Le hünkâr beğendi, ou "délice du sultan" comme il est parfois traduit en français, est un plat très original et un des préférés, si ce n'est le préféré de ma compagne. 

Elle qui adore l'aubergine, la béchamel et l'agneau en ragoût,  elle ne peut qu'être sous le charme.

 

En effet, le plat consiste en une sauce béchamel épaisse, souvent agrémentée de fromage (ce qui n'en fait pas une sauce Mornay puisqu'il manquerait un jaune d'œuf), le tout mélangé à de la chair d'aubergine rôtie et surmontée de ragoût d'agneau à la sauce tomate assez classique en turquie appelé "tas kebab".

 

"Hünkâr beğendi" veut littéralement dire "le chef/sultan a aimé". Si le premier mot du plat se prononce de manière assez instinctive, le deuxième se prononce approximativement "behendi", presque comme si cette lettre "ğ" n'existait pas.

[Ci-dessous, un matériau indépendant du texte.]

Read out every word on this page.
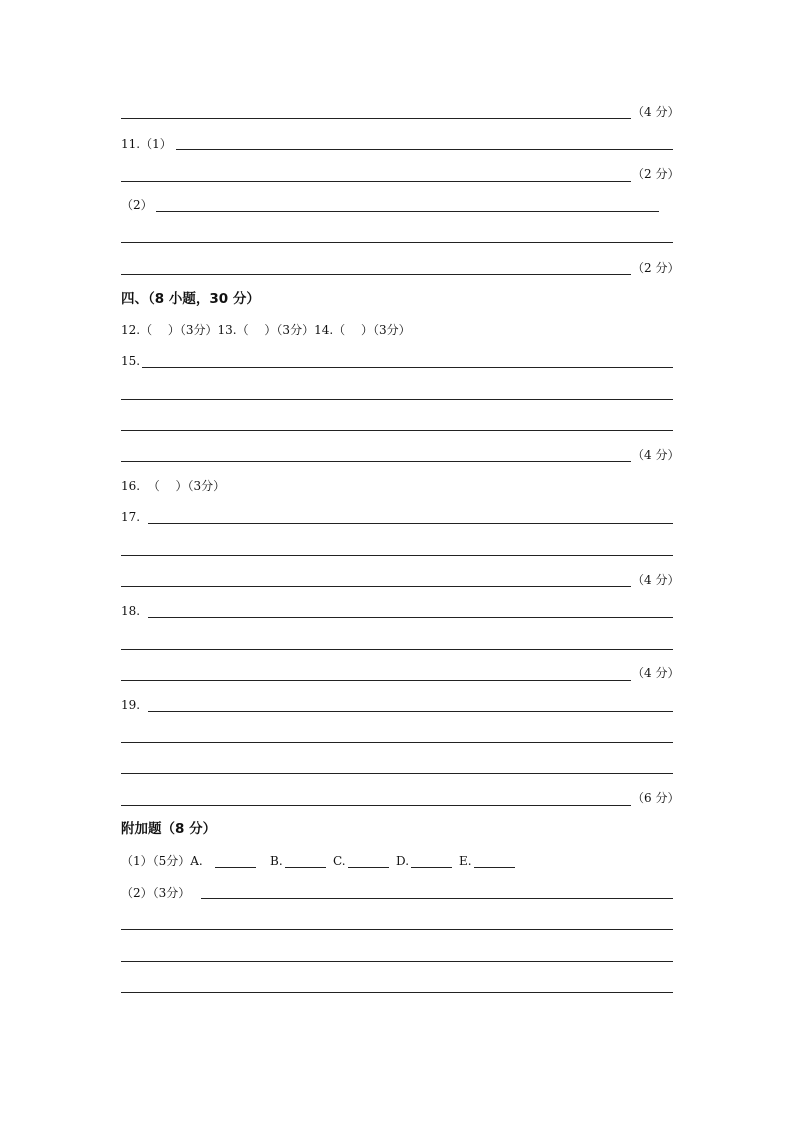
（4 分）
11.（1）
（2 分）
（2）
（2 分）
四、（8 小题，30 分）
12.（　 ）（3分）13.（　 ）（3分）14.（　 ）（3分）
15.
（4 分）
16.  （　 ）（3分）
17.
（4 分）
18.
（4 分）
19.
（6 分）
附加题（8 分）
（1）（5分）A.	B.	C.	D.	E.
（2）（3分）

D'où l'importance des accents même si il est souvent simplifié à l'écrit en "hunkar bengendi".

Mais pourquoi ce nom ?

Plusieurs légendes parle de la naissance du plat et de son rapport à un sultan.

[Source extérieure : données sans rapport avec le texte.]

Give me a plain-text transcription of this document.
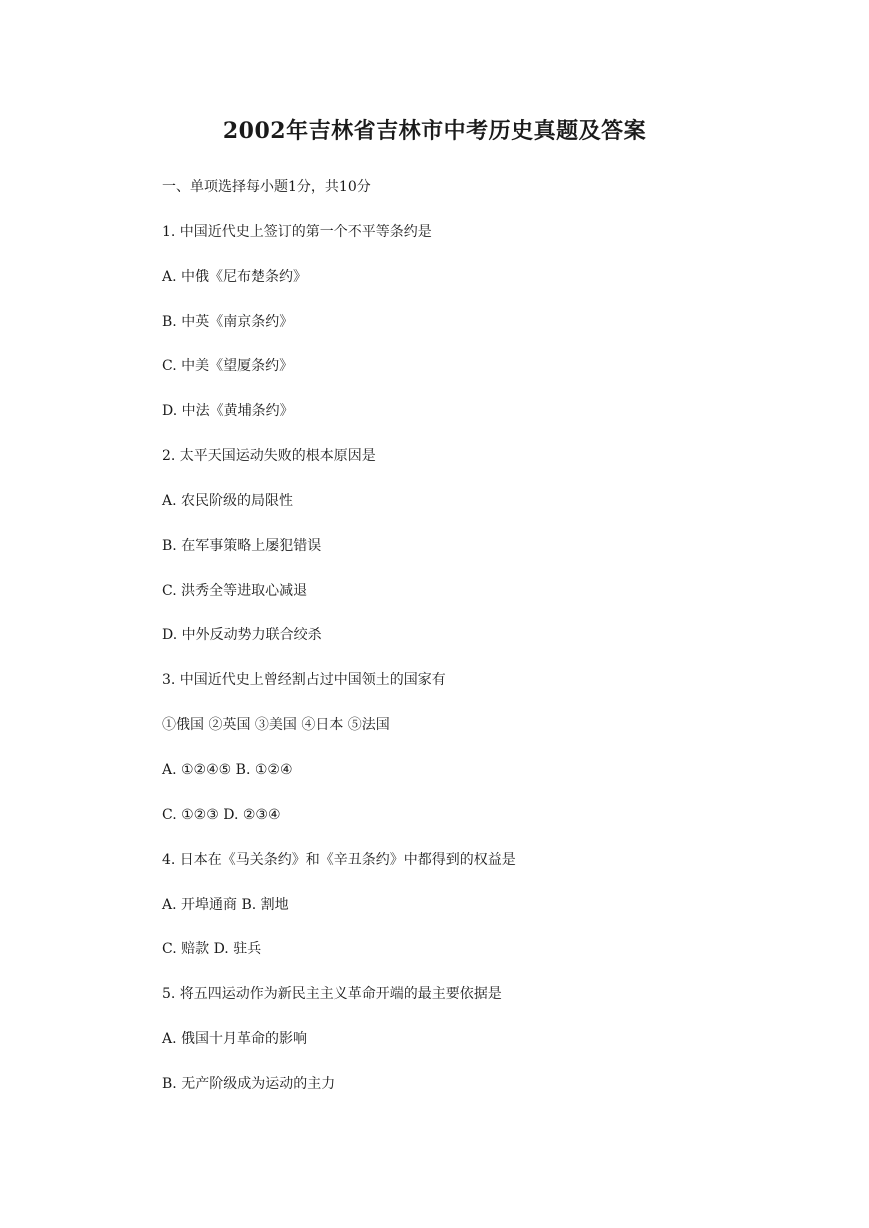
2002年吉林省吉林市中考历史真题及答案
一、单项选择每小题1分，共10分
1. 中国近代史上签订的第一个不平等条约是
A. 中俄《尼布楚条约》
B. 中英《南京条约》
C. 中美《望厦条约》
D. 中法《黄埔条约》
2. 太平天国运动失败的根本原因是
A. 农民阶级的局限性
B. 在军事策略上屡犯错误
C. 洪秀全等进取心减退
D. 中外反动势力联合绞杀
3. 中国近代史上曾经割占过中国领土的国家有
①俄国 ②英国 ③美国 ④日本 ⑤法国
A. ①②④⑤ B. ①②④
C. ①②③ D. ②③④
4. 日本在《马关条约》和《辛丑条约》中都得到的权益是
A. 开埠通商 B. 割地
C. 赔款 D. 驻兵
5. 将五四运动作为新民主主义革命开端的最主要依据是
A. 俄国十月革命的影响
B. 无产阶级成为运动的主力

Une des plus connues et des plus partagées raconte que l'impératrice et épouse de Napoléon III, Eugénie, aurait entretenu vers 1869 une relation avec le sultan ottoman Abdülaziz et emmené sa recette de sauce béchamel avec ses cuisiniers jusqu'au palais de Dolmabahçe. 

Sauf que, si elle s'est bien rendu sur place, rien ne justifie de supposer une telle relation. De plus, une recette de 1844 évoque déjà le hünkâr beğendi comme une spécialité des "cuisiniers catholiques".

Une autre légende raconte qu'on doit le plat au Sultan Mourad IV pour qui on le prépare au palais de Topkapi. Le sultan étant particulièrement difficile a satisfaire culinairement parlant, c'est avec soulagement que les cuisiniers se seraient exclamé "le sultant a aimé !" au moment ou Mourad IV aurait donne son approbation.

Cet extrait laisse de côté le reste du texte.